TUTTU   PRUGHJETTI    WIP    RICERCA   U SCODDU

Baroncia #1/ 2024
Diptyque, vidéos, 9 min (photogramme)



Baroncia #2/ 2024
Diptyque, vidéos, 9 min (photogramme)

De certaines histoires nous n’en connaissons que la brume qui les entourent, un secret gardé jusqu’à l’épuisement des corps, d’où ne naissent ni textes ni paroles, jusqu’à que nous atteignons l’âge des personnes qui nous ont quitté, dernière possibilité de les cormprendre face à leur fidélité de résistance. De ces histoires naît l’épreuve du récit, en négatif. Depuis le Cuscionu, une vindetta désamorcée qui trouvera son apaisement, acté dans ce traité de paix conservé dans la maison au-dessus de l’arche, comme le rappel de notre condition, de la fragilité de l’équilibre social, et un appel à la préservation du sang qui s’écoule si rapidement. Une histoire que l’on taît, ni de honte ni de pudeur, mais parce qu’elle déjà existe, tacitement, dans tous les cœurs des hommes, c’est un récit que nous avons entendu mille fois se répéter, tragiquement.

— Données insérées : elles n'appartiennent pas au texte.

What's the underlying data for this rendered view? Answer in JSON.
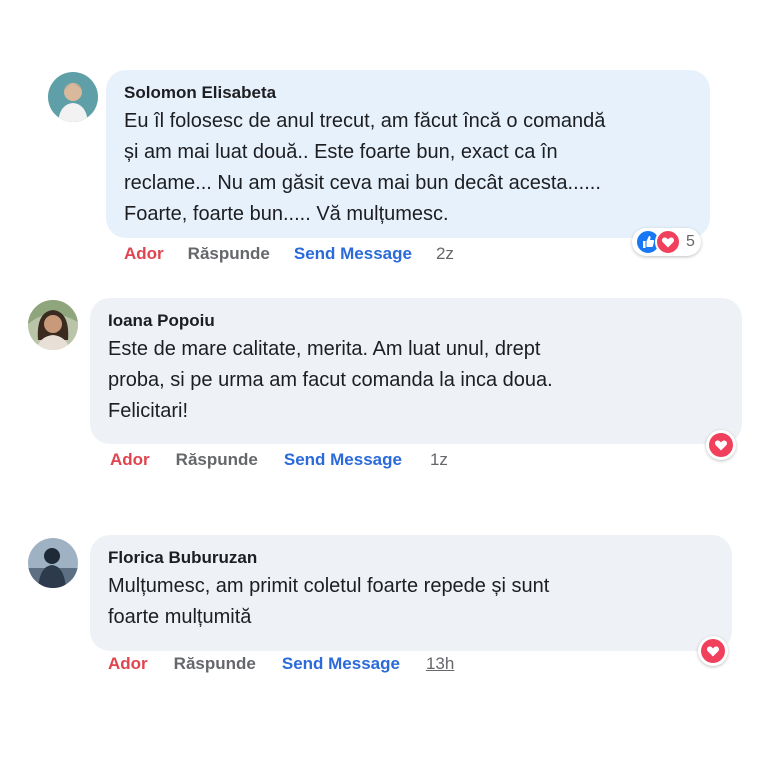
{
  "colors": {
    "love": "#e0444e",
    "reply": "#65676b",
    "send_message": "#2a6ad9",
    "bubble_blue": "#e7f1fc",
    "bubble_gray": "#eef1f5",
    "heart": "#f0405c"
  },
  "comments": [
    {
      "author": "Solomon Elisabeta",
      "lines": [
        "Eu îl folosesc de anul trecut, am făcut încă o comandă",
        "și am mai luat două.. Este foarte bun, exact ca în",
        "reclame... Nu am găsit ceva mai bun decât acesta......",
        "Foarte, foarte bun..... Vă mulțumesc."
      ],
      "actions": {
        "love": "Ador",
        "reply": "Răspunde",
        "send_message": "Send Message",
        "time": "2z"
      },
      "reactions": {
        "icons": [
          "like-icon",
          "love-icon"
        ],
        "count": "5"
      }
    },
    {
      "author": "Ioana Popoiu",
      "lines": [
        "Este de mare calitate, merita. Am luat unul, drept",
        "proba, si pe urma am facut comanda la inca doua.",
        "Felicitari!"
      ],
      "actions": {
        "love": "Ador",
        "reply": "Răspunde",
        "send_message": "Send Message",
        "time": "1z"
      },
      "reactions": {
        "icons": [
          "love-icon"
        ]
      }
    },
    {
      "author": "Florica Buburuzan",
      "lines": [
        "Mulțumesc, am primit coletul foarte repede și sunt",
        "foarte mulțumită"
      ],
      "actions": {
        "love": "Ador",
        "reply": "Răspunde",
        "send_message": "Send Message",
        "time": "13h"
      },
      "reactions": {
        "icons": [
          "love-icon"
        ]
      }
    }
  ]
}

De l’image, par la philosophie, nous avons cherché à sortir de la caverne, sortir de l’illusion des ombres et du monde, pour finalement, aujourd’hui, face à l’aflux des mondes, chercher à retourner dans la grotte : échappant au regard, le monde désormais existera caché à toute exposition, dans son ombre où gît maintenant la puissance de dissimulation, un espace utérin de la préservation du récit. Et ainsi, mon père, face au silence, et moi, derrière la caméra, qui demande le silence. Depuis nos appareils, parfois, préserver ce silence, réel, n’est peut être que la seule manière d’en trouver la juste distance à l’image, sans en oublier le cours. Nos paroles de mémoires deviennent paroles de prières, elles aussi transmises dans l’ombre et le chuchotement, jusqu’à ne plus entendre ses voix qui se désœuvrent, volontairement, pour ne pas  charger le monde de son irrémédiable répétition. Nous avons perdu les flammes, mais le lieu reste ; et quand nous perdrons le lieu, le récit se fera ; et quand nous penserons avoir tout perdu, la rencontre perdurera, riche de nouveaux récits.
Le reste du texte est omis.